One person who doesn't miss much is filmmaker Robert Greenwald, who has made a video (below) calling attention to what else came out during the interview which may be the swan song McChrystal wanted us to hear, whatever his faults, and in this war and in the Pentagon there are no innocents.
"If Americans pulled back and started paying attention to this war, it would become even less popular. -- McChrystal aide"
That doesn't sound like a general particularly positive about the prospects for the next year. Why didn't he just say "Psst! Pull the hell out now!"
The mime lays bare what should be clear to most people by now: the policy in Afghanistan is there ain't no policy, except to keep it going. Fewer civilian casualties? More American casualties. More firepower and more civilian casualties? More hatred, more Taliban. The official policy for Afghanistan is to keep the money flowing, no matter what is happening, for Halliburton and Dyncorp, Xe-Blackwater and General Dynamics, who all pony up quite nicely at election time. That's as much of a policy as there is.

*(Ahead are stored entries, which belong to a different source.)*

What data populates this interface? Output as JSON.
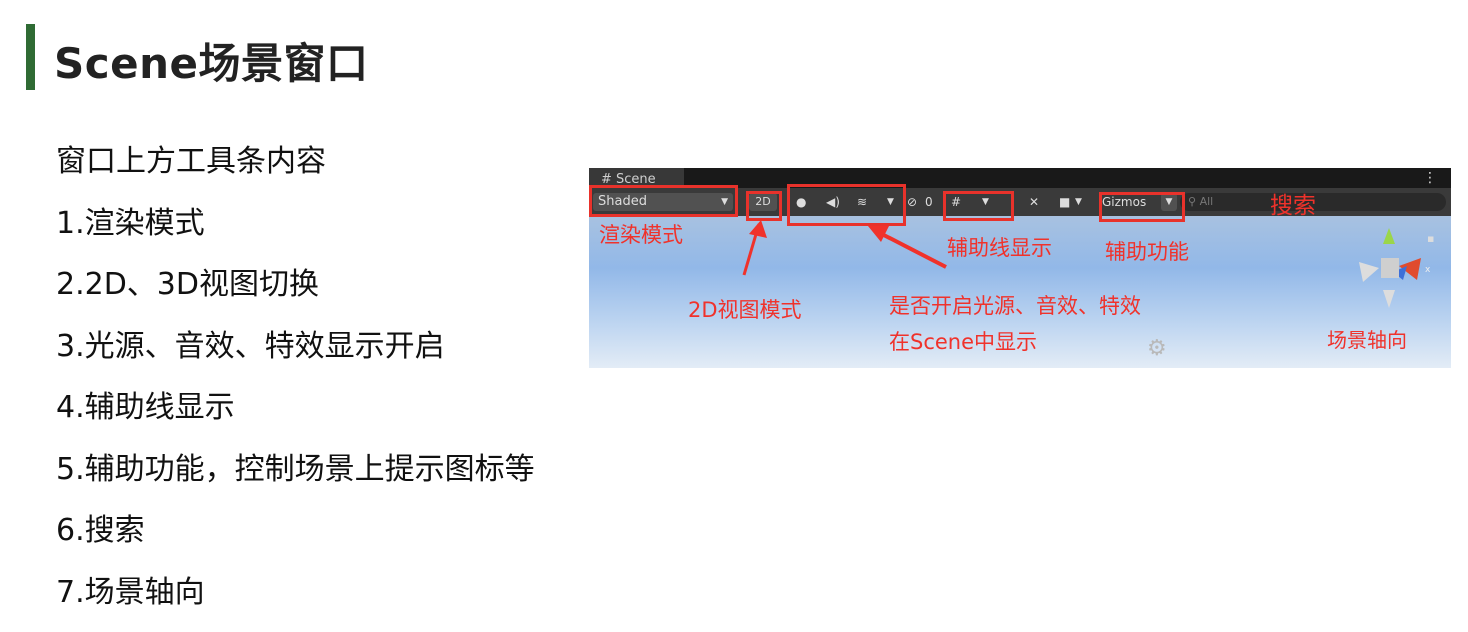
{
  "page": {
    "title": "Scene场景窗口",
    "list": [
      "窗口上方工具条内容",
      "1.渲染模式",
      "2.2D、3D视图切换",
      "3.光源、音效、特效显示开启",
      "4.辅助线显示",
      "5.辅助功能，控制场景上提示图标等",
      "6.搜索",
      "7.场景轴向"
    ]
  },
  "screenshot": {
    "tab_label": "# Scene",
    "shading_mode": "Shaded",
    "btn_2d": "2D",
    "hidden_count": "0",
    "gizmos_label": "Gizmos",
    "search_placeholder": "All",
    "annotations": {
      "render_mode": "渲染模式",
      "mode_2d": "2D视图模式",
      "toggles_line1": "是否开启光源、音效、特效",
      "toggles_line2": "在Scene中显示",
      "grid": "辅助线显示",
      "gizmos": "辅助功能",
      "search": "搜索",
      "axis": "场景轴向"
    }
  },
  "colors": {
    "accent_bar": "#2f6b34",
    "annotation": "#f0322b"
  }
}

All for a war, people now realize, which could be won for the cost of a few months of military spending in the beginning, for carefully-targeted, Afghan-led jobs and development programs.
Targeted, cash-for-work jobs programs, countrywide, for a couple of years, building basic infrastructure would make the Taliban and the warlords irrelevant, as young men drift away and seek to feed their families in less risky ways. Everyone hates the Taliban, but in a vacuum of 40% unemployment it pays $10 a day and at least insures your children don't starve. We don't do nation-building? Too expensive? We've already spent $250 billion on military operations in a country whose entire GDP is $12 billion a year. We could have built this nation 20 times over and had real security in return, with the gratitude and friendship of the Afghan people who would be actively looking for Al Qaeda to kill. There is no love lost for Al Qaeda, the source of so many of their problems.
We need to tell Congress the McChrystal show didn't distract us from the fact that they are about to vote on dumping another $40 billion into war next week (or not.) We should insist that Congress deny the Pentagon funding for anything but orderly withdrawal, the way the Vietnam War was ended, and carefully targeted civilian assistance.
It is hard to believe that there are not many other generals who share McChrystal's bleak view, which leads us to the one thing could tip the war vote next week: if another general, right now, this close to the McChrystal thing, followed it up with his own resignation and no-confidence statement on the war. This would rock Washington to the core. We always hear generals saying how much they care about their men. This would be the best way to show it.